Панаевъ еще разъ окинулъ всю группу галлассокъ, собиравшихъ свои корзины. Положительно, эта дѣвушка выдѣлялась среди подругъ.

— А гдѣ ты живешь?

— Здѣсь, и она протянула руку къ недалекой деревушкѣ.

Панаевъ взглянулъ по направленiю протянутой руки и вдругъ пошатнулся и чуть не упалъ. Таинственный сонъ сбывался наяву. Солнце зашло за высокiя горы, и сейчасъ-же, съ промежутков въ пять-шесть минутъ загорѣлись по небу блестящiя звѣзды. Полная серебристая луна выплыла на прозрачный голубой небосводъ; столовая гора Джерсо заискрилась, словно окаймленная полосой сверкающего металла, заблестѣлъ куполъ харарскаго храма, потянулись рѣзкiя лунныя тѣни отъ воротъ, отъ людей и палатокъ; рѣзко выдвинулись канделябровидные кактусы огорожи и круглыя хижины съ коническими крышами, пахнуло кофейнымъ цвѣтомъ, миртомъ и олеандромъ, — волшебный пейзажъ развернулся передъ очарованнымъ Панаевымъ. И, какъ бы въ довершенiе картинности, внизу на дорогѣ зазвучалъ знакомый мотивъ абиссинской фантазiи, затопали и запрыгали черные люди, сверкая копьями и размахивая бѣлыми плащами.

Сонъ сбылся.

— Останься здѣсь со мною, — сказалъ ей Панаевъ, беря ее за руку.

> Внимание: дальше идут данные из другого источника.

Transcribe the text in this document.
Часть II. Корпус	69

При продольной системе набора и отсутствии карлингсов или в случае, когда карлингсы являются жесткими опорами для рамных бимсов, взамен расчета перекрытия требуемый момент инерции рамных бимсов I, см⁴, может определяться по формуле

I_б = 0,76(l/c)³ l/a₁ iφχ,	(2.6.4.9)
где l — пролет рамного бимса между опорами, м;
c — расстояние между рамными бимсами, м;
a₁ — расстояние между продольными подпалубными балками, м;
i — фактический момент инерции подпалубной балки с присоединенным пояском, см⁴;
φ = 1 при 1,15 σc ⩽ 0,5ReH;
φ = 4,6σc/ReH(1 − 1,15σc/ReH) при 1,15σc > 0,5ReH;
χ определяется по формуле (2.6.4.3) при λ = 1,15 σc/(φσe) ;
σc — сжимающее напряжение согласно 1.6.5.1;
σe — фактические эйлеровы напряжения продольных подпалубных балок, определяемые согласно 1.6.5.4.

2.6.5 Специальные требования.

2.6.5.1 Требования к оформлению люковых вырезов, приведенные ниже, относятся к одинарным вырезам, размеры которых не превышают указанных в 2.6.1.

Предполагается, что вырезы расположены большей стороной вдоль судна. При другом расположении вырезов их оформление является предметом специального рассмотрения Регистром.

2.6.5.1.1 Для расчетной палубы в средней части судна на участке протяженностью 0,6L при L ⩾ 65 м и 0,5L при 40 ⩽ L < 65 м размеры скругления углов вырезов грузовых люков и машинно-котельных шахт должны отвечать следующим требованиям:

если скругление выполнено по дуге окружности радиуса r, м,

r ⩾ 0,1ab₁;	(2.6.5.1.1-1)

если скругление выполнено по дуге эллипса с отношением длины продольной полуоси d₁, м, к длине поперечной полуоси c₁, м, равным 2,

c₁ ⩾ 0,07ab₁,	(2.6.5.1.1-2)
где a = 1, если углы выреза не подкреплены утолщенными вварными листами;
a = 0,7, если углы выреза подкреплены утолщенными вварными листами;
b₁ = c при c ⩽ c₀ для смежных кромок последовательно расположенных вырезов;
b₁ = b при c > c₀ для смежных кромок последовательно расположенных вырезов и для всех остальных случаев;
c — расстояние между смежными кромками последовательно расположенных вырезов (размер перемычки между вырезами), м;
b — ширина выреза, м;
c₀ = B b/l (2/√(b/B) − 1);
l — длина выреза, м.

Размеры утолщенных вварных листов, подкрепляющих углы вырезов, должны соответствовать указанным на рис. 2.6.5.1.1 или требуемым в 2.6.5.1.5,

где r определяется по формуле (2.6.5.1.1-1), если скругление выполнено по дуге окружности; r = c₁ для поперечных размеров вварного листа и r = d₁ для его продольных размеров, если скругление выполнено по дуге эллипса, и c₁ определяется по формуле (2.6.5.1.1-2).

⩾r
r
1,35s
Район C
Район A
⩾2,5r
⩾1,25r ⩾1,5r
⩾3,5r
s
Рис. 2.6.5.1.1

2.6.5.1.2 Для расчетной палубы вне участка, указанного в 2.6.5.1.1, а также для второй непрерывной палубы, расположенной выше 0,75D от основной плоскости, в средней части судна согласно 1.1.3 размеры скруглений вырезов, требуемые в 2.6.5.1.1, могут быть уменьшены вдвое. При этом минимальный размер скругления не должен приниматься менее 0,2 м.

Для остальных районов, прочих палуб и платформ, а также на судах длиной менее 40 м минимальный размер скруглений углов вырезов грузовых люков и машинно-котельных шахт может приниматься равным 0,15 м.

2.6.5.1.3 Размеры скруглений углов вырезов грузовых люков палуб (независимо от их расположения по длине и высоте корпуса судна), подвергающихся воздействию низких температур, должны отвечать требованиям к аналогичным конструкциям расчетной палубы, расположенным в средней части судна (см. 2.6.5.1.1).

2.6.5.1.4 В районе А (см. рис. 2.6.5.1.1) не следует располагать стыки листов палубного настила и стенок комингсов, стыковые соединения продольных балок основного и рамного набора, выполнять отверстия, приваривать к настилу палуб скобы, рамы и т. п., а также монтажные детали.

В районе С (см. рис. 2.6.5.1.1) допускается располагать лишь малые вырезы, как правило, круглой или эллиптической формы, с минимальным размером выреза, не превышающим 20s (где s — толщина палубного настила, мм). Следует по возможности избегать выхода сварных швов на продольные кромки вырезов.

Она опять покраснѣла и стала собирать корзину и покрывало, улыбаясь и показывая свои ослѣпительные бѣлые зубы. Фара пришелъ на помощь своему господину.

— Гета сказалъ, чего не слушаешься!?

— Меня ждетъ отецъ и мать, — быстро огрызнулась дѣвушка.

— Галлассы! — съ презрѣнiемъ побѣдителя произнесъ Фара. — Эка невидаль, подождутъ!

Она робко посмотрѣла на Фару, на другихъ, собравшихся вокругъ нее слугъ, на удалявшихся товарокъ своихъ и сложила руки на груди, умоляя Панаева:

— Гета, отпусти меня. Зачѣмъ я тебѣ «большому человѣку» бѣдная маленькая плѣнница!..

— Гета ничего тебѣ не сдѣлаетъ, снова вступился Фара, — ну, мынну (что такое?), ступай въ палатку. Гета угоститъ тебя тэчемъ, дастъ инжиры, кофе, подаритъ бакшишъ.

Слово бакшишъ какъ будто ободрило Марiамъ. Она, поталкиваемая Фарою, нехотя вошла въ палатку, сѣла на корточки, охвативъ маленькими черными руками колѣна, и, вытянувъ подбородокъ, уморительно, какъ маленькая обезьянка, осматривала палатку.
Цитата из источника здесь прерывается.